COS 6-6: May '72 was right: Universal diet partitioning by marine fish and squid

Axel G. Rossberg, IIASA


Sustainable levels of biodiversity are thought to be tightly linked to food-web architecture. Theoretical arguments suggest existence of a numerically small upper limit to the average number of trophic links per species, thus limiting species richness for a given probability of linking consumer-resources pairs. However, since link-strength distributions are empirically dominated by weak links, the concepts of link presence and absence are ill defined. This and other conceptual difficulties left empirical tests of the theory ambiguous. Our approach to test the theory relies on carefully analyzing the diets of sub-samples of the community, rather than trying to sample a complete community and its food web. To obtain an upper bound for the number of links per species, we concentrated on high-level predators, which rather tend to be generalists, and measured the number of links per predator, which is always larger than the number of links per species.
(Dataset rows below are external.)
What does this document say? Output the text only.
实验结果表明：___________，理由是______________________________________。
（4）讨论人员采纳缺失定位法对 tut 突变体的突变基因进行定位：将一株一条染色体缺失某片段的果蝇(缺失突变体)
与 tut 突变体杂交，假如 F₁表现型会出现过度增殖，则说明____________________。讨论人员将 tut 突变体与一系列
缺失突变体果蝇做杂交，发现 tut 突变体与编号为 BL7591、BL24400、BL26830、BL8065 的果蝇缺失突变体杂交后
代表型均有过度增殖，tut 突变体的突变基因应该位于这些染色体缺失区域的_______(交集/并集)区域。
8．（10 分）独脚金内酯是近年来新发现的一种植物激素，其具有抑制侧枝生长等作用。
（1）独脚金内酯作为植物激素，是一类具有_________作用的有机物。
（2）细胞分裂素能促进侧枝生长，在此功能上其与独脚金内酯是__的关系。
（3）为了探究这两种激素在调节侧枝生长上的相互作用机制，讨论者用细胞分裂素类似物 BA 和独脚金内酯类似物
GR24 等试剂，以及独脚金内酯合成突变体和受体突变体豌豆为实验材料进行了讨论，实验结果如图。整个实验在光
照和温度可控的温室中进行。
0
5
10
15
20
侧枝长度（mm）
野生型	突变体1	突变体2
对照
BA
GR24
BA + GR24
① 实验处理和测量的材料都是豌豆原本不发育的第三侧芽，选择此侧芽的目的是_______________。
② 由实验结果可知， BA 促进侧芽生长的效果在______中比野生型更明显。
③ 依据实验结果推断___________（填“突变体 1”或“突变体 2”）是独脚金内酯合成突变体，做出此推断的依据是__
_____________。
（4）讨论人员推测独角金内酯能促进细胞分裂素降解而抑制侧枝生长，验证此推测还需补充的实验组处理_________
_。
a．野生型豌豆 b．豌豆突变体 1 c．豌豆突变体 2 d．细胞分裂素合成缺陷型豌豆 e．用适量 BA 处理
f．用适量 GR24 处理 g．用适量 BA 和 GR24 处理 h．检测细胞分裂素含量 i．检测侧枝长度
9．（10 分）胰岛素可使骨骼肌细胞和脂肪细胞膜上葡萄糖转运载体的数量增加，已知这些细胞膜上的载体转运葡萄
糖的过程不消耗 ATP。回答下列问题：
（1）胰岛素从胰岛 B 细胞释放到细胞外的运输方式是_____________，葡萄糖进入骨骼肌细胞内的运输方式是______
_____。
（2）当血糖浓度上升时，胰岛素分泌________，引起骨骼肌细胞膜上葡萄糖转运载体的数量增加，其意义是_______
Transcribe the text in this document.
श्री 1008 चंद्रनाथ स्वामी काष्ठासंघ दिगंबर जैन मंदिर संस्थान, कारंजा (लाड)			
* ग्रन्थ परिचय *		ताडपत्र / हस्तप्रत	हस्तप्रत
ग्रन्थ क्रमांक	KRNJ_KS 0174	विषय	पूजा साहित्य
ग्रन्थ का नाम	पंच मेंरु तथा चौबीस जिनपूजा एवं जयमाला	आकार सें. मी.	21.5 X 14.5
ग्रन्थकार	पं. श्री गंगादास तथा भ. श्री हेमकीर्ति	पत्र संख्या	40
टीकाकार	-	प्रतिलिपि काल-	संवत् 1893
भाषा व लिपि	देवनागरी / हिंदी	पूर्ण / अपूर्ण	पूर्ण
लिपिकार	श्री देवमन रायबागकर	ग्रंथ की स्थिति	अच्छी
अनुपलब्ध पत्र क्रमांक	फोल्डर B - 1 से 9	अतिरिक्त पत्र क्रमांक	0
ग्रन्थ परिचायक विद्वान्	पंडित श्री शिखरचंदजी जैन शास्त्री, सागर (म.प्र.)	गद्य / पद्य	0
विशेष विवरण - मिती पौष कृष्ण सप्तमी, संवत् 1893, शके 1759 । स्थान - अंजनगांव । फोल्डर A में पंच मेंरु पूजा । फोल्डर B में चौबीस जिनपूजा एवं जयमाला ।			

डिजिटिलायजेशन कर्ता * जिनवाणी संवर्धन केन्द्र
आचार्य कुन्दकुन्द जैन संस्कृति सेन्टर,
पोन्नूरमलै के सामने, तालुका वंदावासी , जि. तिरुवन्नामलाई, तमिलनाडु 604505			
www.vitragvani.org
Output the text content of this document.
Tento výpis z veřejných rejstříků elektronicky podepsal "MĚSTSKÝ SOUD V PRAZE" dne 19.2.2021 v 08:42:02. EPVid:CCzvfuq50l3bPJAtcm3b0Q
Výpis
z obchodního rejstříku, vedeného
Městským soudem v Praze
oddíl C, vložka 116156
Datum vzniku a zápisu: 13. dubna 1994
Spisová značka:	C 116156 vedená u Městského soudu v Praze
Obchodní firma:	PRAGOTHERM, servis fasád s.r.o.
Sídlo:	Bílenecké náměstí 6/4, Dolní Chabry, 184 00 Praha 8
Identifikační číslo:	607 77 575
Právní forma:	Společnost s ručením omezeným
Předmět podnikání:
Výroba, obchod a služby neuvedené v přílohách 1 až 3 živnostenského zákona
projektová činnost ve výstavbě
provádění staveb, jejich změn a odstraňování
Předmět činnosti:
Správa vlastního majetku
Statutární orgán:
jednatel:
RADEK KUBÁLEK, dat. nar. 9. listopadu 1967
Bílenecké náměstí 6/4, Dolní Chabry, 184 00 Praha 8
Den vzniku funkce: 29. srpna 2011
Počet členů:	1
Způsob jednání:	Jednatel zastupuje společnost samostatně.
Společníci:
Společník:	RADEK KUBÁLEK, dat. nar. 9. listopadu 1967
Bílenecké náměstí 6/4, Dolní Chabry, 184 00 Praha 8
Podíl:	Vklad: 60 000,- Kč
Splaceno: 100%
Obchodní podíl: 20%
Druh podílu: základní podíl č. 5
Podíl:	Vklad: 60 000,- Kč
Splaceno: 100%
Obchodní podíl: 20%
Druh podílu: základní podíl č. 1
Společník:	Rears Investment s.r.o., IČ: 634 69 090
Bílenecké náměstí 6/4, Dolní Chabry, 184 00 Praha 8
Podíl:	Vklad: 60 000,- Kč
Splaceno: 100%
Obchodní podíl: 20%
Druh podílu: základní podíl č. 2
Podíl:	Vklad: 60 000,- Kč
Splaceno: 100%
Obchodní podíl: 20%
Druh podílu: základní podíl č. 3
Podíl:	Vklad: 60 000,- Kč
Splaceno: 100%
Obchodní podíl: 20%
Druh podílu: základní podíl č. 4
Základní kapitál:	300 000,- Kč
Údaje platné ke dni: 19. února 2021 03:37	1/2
For fish and squid in six large ocean communities, we determined diet partitioning functions (DPF) [Rossberg et al., J. Theor. Biol., 243(2), 261–272, 2006], i.e., the average number of species contributing more than a threshold fraction to a consumer's diet as a function of this threshold. We find that these empirical DPFs can be described by a universal functional form related to a power law. For a 1% threshold, the number of links per consumer is small (~ 8) even though the communities are large, thus confirming the theory. We argue that inconsistencies in link-thresholding and species resolution had led to earlier results to the contrary.  The power-law forms of the DPFs, but not their (very similar) exponents, are explained by a simple statistical theory.